Face à une contestation sociale qui ne faiblit pas depuis près d'une semaine, le roi Abdallah de Jordanie a appelé mardi à "une révision complète" d'une réforme fiscale conseillée par le FMI et qui a déjà abouti à la démission du Premier ministre. Si les syndicats ont indiqué que la déclaration du roi était un pas "positif", ils ont lancé un appel à la grève mercredi, alors que de nouvelles manifestations sont attendues mardi soir, après la rupture du jeûne du ramadan, comme tous les jours depuis une semaine. "Le gouvernement doit lancer immédiatement un dialogue en coordination avec le Parlement et la participation des partis politiques, syndicats et organisations de la société civile pour finaliser le projet de loi sur l'impôt sur le revenu", a écrit le roi dans une lettre désignant le ministre de l'Education Omar al-Razzaz en remplacement du chef de gouvernement démissionnaire, Hani Mulqi. Il "doit procéder à une révision complète de la fiscalité (...) de manière à stopper l'imposition (...) injuste qui ne répond pas (au besoin) d'équité et d'équilibre" entre les classes sociales, a-t-il ajouté. Plus tôt, le souverain avait mis en garde contre un saut "dans l'inconnu" si la Jordanie --affectée par l'accueil de centaines de milliers de réfugiés fuyant la guerre en Syrie-- ne parvenait pas à résoudre la crise sociale qui a conduit à des manifestations inédites depuis le Printemps arabe en 2011.

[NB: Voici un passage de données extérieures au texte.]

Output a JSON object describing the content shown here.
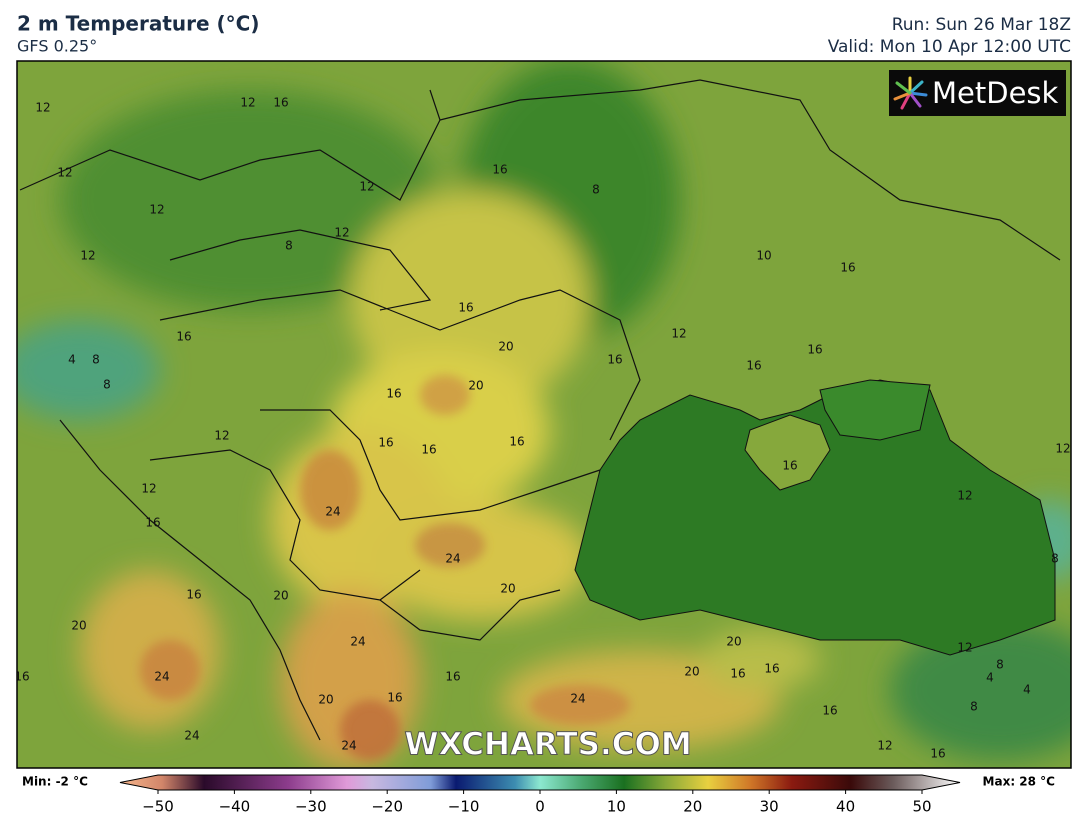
{
  "header": {
    "title": "2 m Temperature (°C)",
    "subtitle": "GFS 0.25°",
    "run": "Run: Sun 26 Mar 18Z",
    "valid": "Valid: Mon 10 Apr 12:00 UTC"
  },
  "logo": "MetDesk",
  "watermark": "WXCHARTS.COM",
  "map": {
    "contour_labels": [
      "12",
      "12",
      "16",
      "12",
      "12",
      "12",
      "16",
      "8",
      "8",
      "12",
      "12",
      "10",
      "16",
      "16",
      "12",
      "16",
      "4",
      "8",
      "20",
      "16",
      "16",
      "16",
      "8",
      "20",
      "16",
      "12",
      "16",
      "16",
      "16",
      "16",
      "12",
      "12",
      "16",
      "24",
      "24",
      "20",
      "16",
      "20",
      "20",
      "24",
      "20",
      "16",
      "24",
      "20",
      "16",
      "16",
      "16",
      "16",
      "24",
      "20",
      "16",
      "24",
      "24",
      "12",
      "16",
      "8",
      "4",
      "4",
      "12",
      "8",
      "12",
      "8"
    ]
  },
  "colorbar": {
    "min": "Min: -2 °C",
    "max": "Max: 28 °C",
    "lim": [
      -50,
      50
    ],
    "ticks": [
      {
        "value": -50,
        "label": "−50"
      },
      {
        "value": -40,
        "label": "−40"
      },
      {
        "value": -30,
        "label": "−30"
      },
      {
        "value": -20,
        "label": "−20"
      },
      {
        "value": -10,
        "label": "−10"
      },
      0,
      10,
      20,
      30,
      40,
      50
    ]
  }
}
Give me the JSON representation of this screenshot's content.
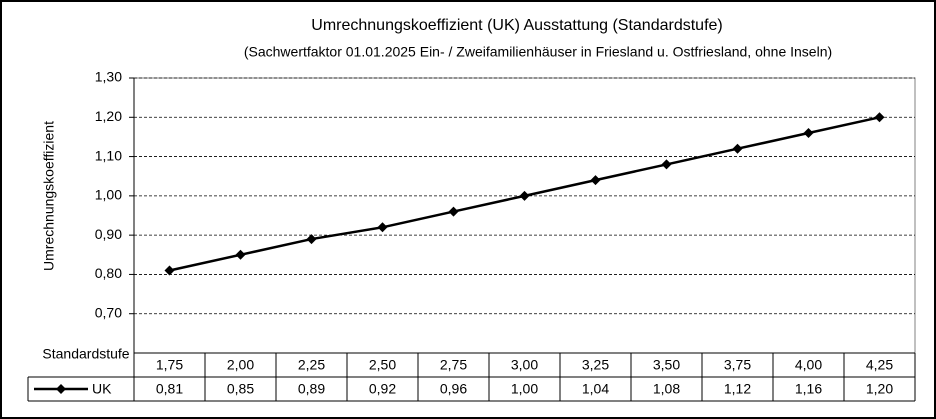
{
  "chart_data": {
    "type": "line",
    "title": "Umrechnungskoeffizient (UK)  Ausstattung (Standardstufe)",
    "subtitle": "(Sachwertfaktor 01.01.2025 Ein- / Zweifamilienhäuser  in Friesland u. Ostfriesland, ohne Inseln)",
    "y_label": "Umrechnungskoeffizient",
    "x_label": "Standardstufe",
    "categories": [
      "1,75",
      "2,00",
      "2,25",
      "2,50",
      "2,75",
      "3,00",
      "3,25",
      "3,50",
      "3,75",
      "4,00",
      "4,25"
    ],
    "series": [
      {
        "name": "UK",
        "color": "#000000",
        "values": [
          0.81,
          0.85,
          0.89,
          0.92,
          0.96,
          1.0,
          1.04,
          1.08,
          1.12,
          1.16,
          1.2
        ],
        "value_labels": [
          "0,81",
          "0,85",
          "0,89",
          "0,92",
          "0,96",
          "1,00",
          "1,04",
          "1,08",
          "1,12",
          "1,16",
          "1,20"
        ]
      }
    ],
    "ylim": [
      0.6,
      1.3
    ],
    "yticks": [
      {
        "value": 0.7,
        "label": "0,70"
      },
      {
        "value": 0.8,
        "label": "0,80"
      },
      {
        "value": 0.9,
        "label": "0,90"
      },
      {
        "value": 1.0,
        "label": "1,00"
      },
      {
        "value": 1.1,
        "label": "1,10"
      },
      {
        "value": 1.2,
        "label": "1,20"
      },
      {
        "value": 1.3,
        "label": "1,30"
      }
    ],
    "grid": true
  }
}
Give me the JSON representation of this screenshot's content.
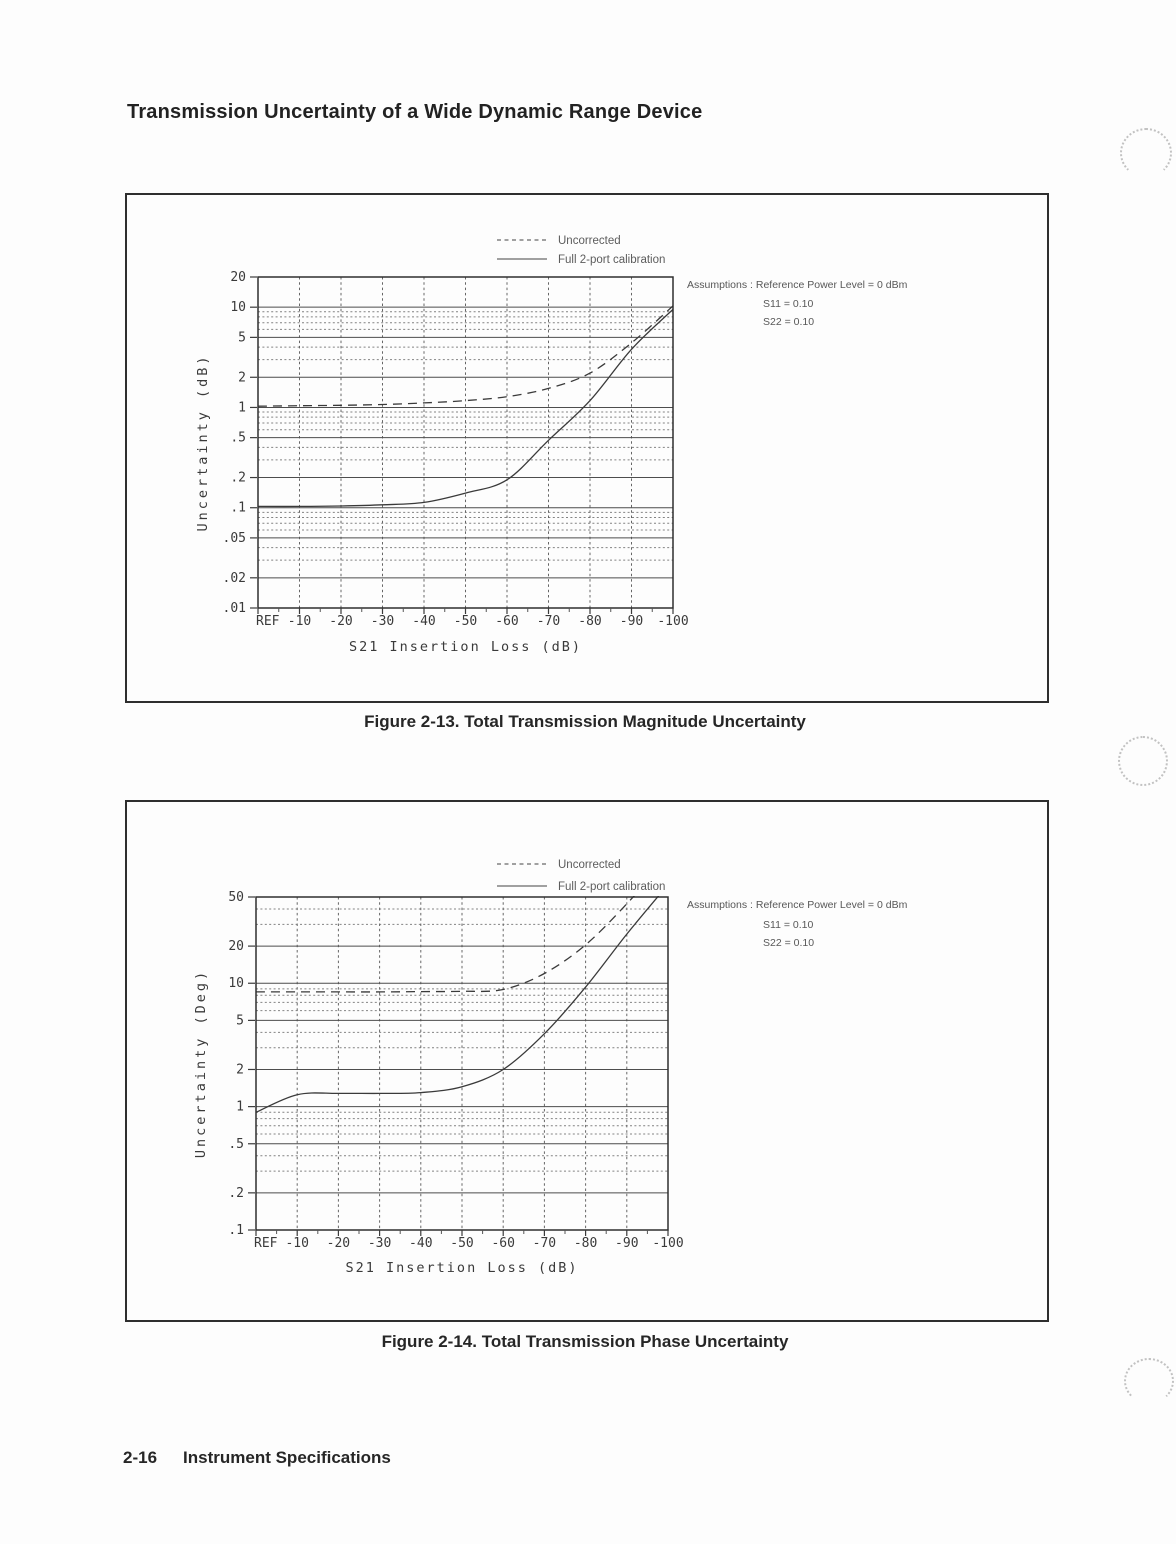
{
  "page": {
    "title": "Transmission Uncertainty of a Wide Dynamic Range Device",
    "footer": {
      "page_number": "2-16",
      "label": "Instrument Specifications"
    }
  },
  "figures": [
    {
      "caption": "Figure 2-13. Total Transmission Magnitude Uncertainty"
    },
    {
      "caption": "Figure 2-14. Total Transmission Phase Uncertainty"
    }
  ],
  "chart_data": [
    {
      "type": "line",
      "title": "Total Transmission Magnitude Uncertainty",
      "xlabel": "S21 Insertion Loss (dB)",
      "ylabel": "Uncertainty (dB)",
      "x_ticks": [
        "REF",
        "-10",
        "-20",
        "-30",
        "-40",
        "-50",
        "-60",
        "-70",
        "-80",
        "-90",
        "-100"
      ],
      "x_values": [
        0,
        -10,
        -20,
        -30,
        -40,
        -50,
        -60,
        -70,
        -80,
        -90,
        -100
      ],
      "y_scale": "log",
      "ylim": [
        0.01,
        20
      ],
      "y_ticks": [
        20,
        10,
        5,
        2,
        1,
        0.5,
        0.2,
        0.1,
        0.05,
        0.02,
        0.01
      ],
      "y_tick_labels": [
        "20",
        "10",
        "5",
        "2",
        "1",
        ".5",
        ".2",
        ".1",
        ".05",
        ".02",
        ".01"
      ],
      "grid": "major solid + log minors (3,4,6,7,8,9) dotted, verticals every 10 dB",
      "legend_position": "above plot, centered",
      "legend": [
        {
          "label": "Uncorrected",
          "style": "dashed"
        },
        {
          "label": "Full 2-port calibration",
          "style": "solid"
        }
      ],
      "annotations": [
        "Assumptions : Reference Power Level = 0 dBm",
        "S11 = 0.10",
        "S22 = 0.10"
      ],
      "series": [
        {
          "name": "Uncorrected",
          "style": "dashed",
          "values": [
            1.03,
            1.04,
            1.05,
            1.07,
            1.11,
            1.17,
            1.28,
            1.55,
            2.2,
            4.4,
            10.3
          ]
        },
        {
          "name": "Full 2-port calibration",
          "style": "solid",
          "values": [
            0.103,
            0.103,
            0.104,
            0.107,
            0.113,
            0.14,
            0.19,
            0.47,
            1.17,
            3.8,
            9.5
          ]
        }
      ]
    },
    {
      "type": "line",
      "title": "Total Transmission Phase Uncertainty",
      "xlabel": "S21 Insertion Loss (dB)",
      "ylabel": "Uncertainty (Deg)",
      "x_ticks": [
        "REF",
        "-10",
        "-20",
        "-30",
        "-40",
        "-50",
        "-60",
        "-70",
        "-80",
        "-90",
        "-100"
      ],
      "x_values": [
        0,
        -10,
        -20,
        -30,
        -40,
        -50,
        -60,
        -70,
        -80,
        -90,
        -100
      ],
      "y_scale": "log",
      "ylim": [
        0.1,
        50
      ],
      "y_ticks": [
        50,
        20,
        10,
        5,
        2,
        1,
        0.5,
        0.2,
        0.1
      ],
      "y_tick_labels": [
        "50",
        "20",
        "10",
        "5",
        "2",
        "1",
        ".5",
        ".2",
        ".1"
      ],
      "grid": "major solid + log minors (3,4,6,7,8,9) dotted, verticals every 10 dB",
      "legend_position": "above plot, centered",
      "legend": [
        {
          "label": "Uncorrected",
          "style": "dashed"
        },
        {
          "label": "Full 2-port calibration",
          "style": "solid"
        }
      ],
      "annotations": [
        "Assumptions : Reference Power Level = 0 dBm",
        "S11 = 0.10",
        "S22 = 0.10"
      ],
      "series": [
        {
          "name": "Uncorrected",
          "style": "dashed",
          "values": [
            8.5,
            8.5,
            8.5,
            8.5,
            8.55,
            8.6,
            8.9,
            12,
            20.5,
            44,
            105
          ]
        },
        {
          "name": "Full 2-port calibration",
          "style": "solid",
          "values": [
            0.9,
            1.25,
            1.28,
            1.28,
            1.3,
            1.45,
            2.0,
            3.9,
            9.3,
            25,
            63
          ]
        }
      ]
    }
  ]
}
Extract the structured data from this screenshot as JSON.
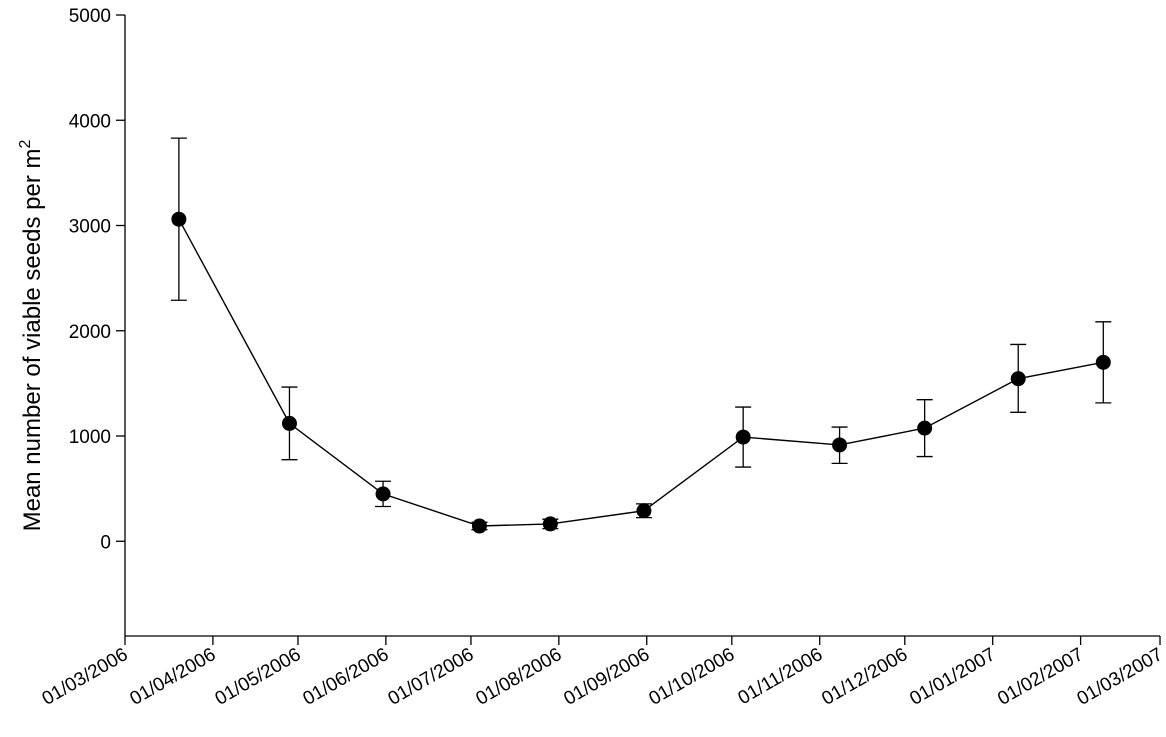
{
  "chart_data": {
    "type": "line",
    "title": "",
    "xlabel": "",
    "ylabel": "Mean number of viable seeds per m",
    "ylabel_superscript": "2",
    "x_ticks": [
      "01/03/2006",
      "01/04/2006",
      "01/05/2006",
      "01/06/2006",
      "01/07/2006",
      "01/08/2006",
      "01/09/2006",
      "01/10/2006",
      "01/11/2006",
      "01/12/2006",
      "01/01/2007",
      "01/02/2007",
      "01/03/2007"
    ],
    "y_ticks": [
      "0",
      "1000",
      "2000",
      "3000",
      "4000",
      "5000"
    ],
    "ylim": [
      -900,
      5000
    ],
    "xlim": [
      "2006-03-01",
      "2007-03-01"
    ],
    "grid": false,
    "series": [
      {
        "color": "#000000",
        "marker": "filled-circle",
        "points": [
          {
            "x": "2006-03-20",
            "y": 3060,
            "err_low": 2290,
            "err_high": 3830
          },
          {
            "x": "2006-04-28",
            "y": 1120,
            "err_low": 775,
            "err_high": 1465
          },
          {
            "x": "2006-05-31",
            "y": 450,
            "err_low": 330,
            "err_high": 570
          },
          {
            "x": "2006-07-04",
            "y": 145,
            "err_low": 110,
            "err_high": 180
          },
          {
            "x": "2006-07-29",
            "y": 165,
            "err_low": 120,
            "err_high": 210
          },
          {
            "x": "2006-08-31",
            "y": 290,
            "err_low": 225,
            "err_high": 355
          },
          {
            "x": "2006-10-05",
            "y": 990,
            "err_low": 705,
            "err_high": 1275
          },
          {
            "x": "2006-11-08",
            "y": 915,
            "err_low": 740,
            "err_high": 1085
          },
          {
            "x": "2006-12-08",
            "y": 1075,
            "err_low": 805,
            "err_high": 1345
          },
          {
            "x": "2007-01-10",
            "y": 1545,
            "err_low": 1225,
            "err_high": 1870
          },
          {
            "x": "2007-02-09",
            "y": 1700,
            "err_low": 1315,
            "err_high": 2085
          }
        ]
      }
    ]
  }
}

"Manifestants pacifistes" Dans la nuit de lundi à mardi, malgré la démission du Premier ministre, environ 2.000 personnes se sont de nouveau rassemblées à Amman pour réclamer le retrait du projet de loi élargissant l'impôt aux salaires modestes et augmentant son taux pour certains particuliers et entreprises. Ils ont scandé des slogans contre le gouvernement et le Fonds monétaire international (FMI), qui pousse la Jordanie à des réformes structurelles en échange d'une bouée de sauvetage de 723 millions de dollars accordée en 2016 pour soutenir l'économie atone de ce pays de 10 millions d'habitants. Lors des rassemblements, les membres des forces de sécurité ont fait "usage de la force" pour disperser les manifestants, a déploré mardi l'organisation Human Rights Watch (HRW), en disant avoir été informée par des militants de l'arrestation de 12 personnes. Il est "crucial" que ces forces "agissent avec retenue et permettent aux manifestants pacifistes d'exprimer librement leurs demandes sans craindre des arrestations arbitraires ou des violences", a ajouté la directrice Moyen-Orient de HRW, Sarah Leah Whitson. Lors d'une conférence de presse, le président de la principale fédération syndicale, Ali al-Abbous, a de son côté appelé le nouveau Premier ministre à "ouvrir un dialogue constructif avec tous les acteurs (...) pour sortir de cette impasse". En attendant, la fédération a appelé à une grève mercredi de 09H00 (06H00 GMT) à 14H00 (11H00 GMT), comme le 30 mai dernier. Alliée des Etats-Unis, rare pays arabe à avoir signé un accord de paix avec son voisin israélien, la Jordanie a largement été épargnée par les mouvements de protestation du Printemps arabe.
Afflux de réfugiés Mais l'économie est à la peine --la Banque mondiale évoque une "faible perspective de croissance en 2018"--, 18,5% de la population est au chômage et 20% vit à la limite du seuil de pauvreté. Depuis janvier, le royaume a vécu plusieurs hausses de prix de produits de base, comme le pain. Le coût des carburants a augmenté à cinq reprises et les factures d'électricité ont enflé de 55%. Certaines de ces hausses sont dues à la fin des subventions publiques dans le cadre des réformes demandées par le FMI. Mais c'est un projet de réforme fiscale qui a donc mis le feu aux poudres. Il prévoit une augmentation d'au moins 5% des impôts pour les particuliers et impose désormais les personnes ayant un salaire annuel de 8.000 dinars (environ 9.700 euros). Les impôts des entreprises doivent augmenter de 20 à 40%. Malgré la démission du chef du gouvernement, ce projet n'avait pas encore été retiré et devait être examiné par le Parlement. S'exprimant tard lundi, le roi Abdallah a assuré que les problèmes économiques de son pays, frontalier notamment de la Syrie, de l'Irak, d'Israël et de la Cisjordanie occupée, étaient imputables à l'instabilité régionale, à l'accueil de centaines de milliers de réfugiés syriens et au manque de soutien international. L'accueil des Syriens ayant fui la guerre pèse lourdement sur les finances publiques et Amman appelle régulièrement la communauté internationale à une aide plus substantielle sur ce dossier.